Let \(f_1(x_1),\dots,f_n(x_n)\) be univariate polynomials over a field \({\mathbb{F}}\), and let \(R\) denote the Artinian ring \(\mathbb{F}[x_1,\dots,x_n]/(f_1(x_1),\dots,f_n(x_n))\). The authors show that the radical of \(R\) is a principal ideal if and only if at most one of the \(f_1,\dots,f_n\) is not square-free. In the case when \({\mathbb{F}}\) is a finite field, this result has applications to coding theory, since some interesting classes of codes, including generalized Reed-Muller codes [cf. \textit{P. Charpin}, Commun. Algebra 16, 2231-2246 (1988; Zbl 0649.94013)], occur as powers of the radical in such an Artinian ring.

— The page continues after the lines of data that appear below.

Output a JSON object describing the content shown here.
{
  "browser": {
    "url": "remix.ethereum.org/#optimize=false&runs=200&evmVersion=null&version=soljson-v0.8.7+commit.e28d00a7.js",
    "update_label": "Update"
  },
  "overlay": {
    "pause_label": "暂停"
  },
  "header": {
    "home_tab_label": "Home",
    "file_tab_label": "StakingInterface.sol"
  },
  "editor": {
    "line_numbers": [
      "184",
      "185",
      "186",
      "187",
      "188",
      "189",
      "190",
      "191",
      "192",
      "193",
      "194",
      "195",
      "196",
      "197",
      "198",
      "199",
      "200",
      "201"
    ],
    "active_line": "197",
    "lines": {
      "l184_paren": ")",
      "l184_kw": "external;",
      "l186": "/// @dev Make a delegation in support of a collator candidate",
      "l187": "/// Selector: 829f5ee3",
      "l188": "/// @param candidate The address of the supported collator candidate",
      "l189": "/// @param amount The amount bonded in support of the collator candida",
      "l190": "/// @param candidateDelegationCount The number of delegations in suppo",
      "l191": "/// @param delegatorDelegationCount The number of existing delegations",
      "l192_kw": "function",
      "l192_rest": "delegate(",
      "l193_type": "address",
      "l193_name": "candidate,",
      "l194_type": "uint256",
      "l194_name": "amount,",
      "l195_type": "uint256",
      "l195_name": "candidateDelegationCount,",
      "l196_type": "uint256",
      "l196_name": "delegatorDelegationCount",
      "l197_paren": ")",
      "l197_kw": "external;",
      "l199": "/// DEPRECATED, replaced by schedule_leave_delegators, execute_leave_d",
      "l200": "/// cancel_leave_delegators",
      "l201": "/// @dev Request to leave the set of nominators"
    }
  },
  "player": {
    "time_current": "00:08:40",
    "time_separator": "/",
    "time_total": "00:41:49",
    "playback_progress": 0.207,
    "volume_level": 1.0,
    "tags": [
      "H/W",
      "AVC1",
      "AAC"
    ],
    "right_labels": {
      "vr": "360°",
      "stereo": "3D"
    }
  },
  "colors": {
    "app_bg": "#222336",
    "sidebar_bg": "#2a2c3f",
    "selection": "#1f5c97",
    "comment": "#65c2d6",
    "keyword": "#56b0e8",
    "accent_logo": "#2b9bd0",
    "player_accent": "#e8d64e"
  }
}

The authors also consider the case when the field \(\mathbb{F}\) is replaced by the ring \(\mathbb{Z}_m\), where \(m\) is a power of a prime. Finally, using results of \textit{H. N. Ward} [Arch. Math. 54, 307-312 (1990; Zbl 0682.94012)], the authors compute the Hamming weight of the radical and its powers in the ring \[ \mathbb{F}[x_1,\dots,x_n]/(x_1^{a_1}(1-x_1^{b_1}),\dots, x_n^{a_n}(1-x_n^{b_n})). \]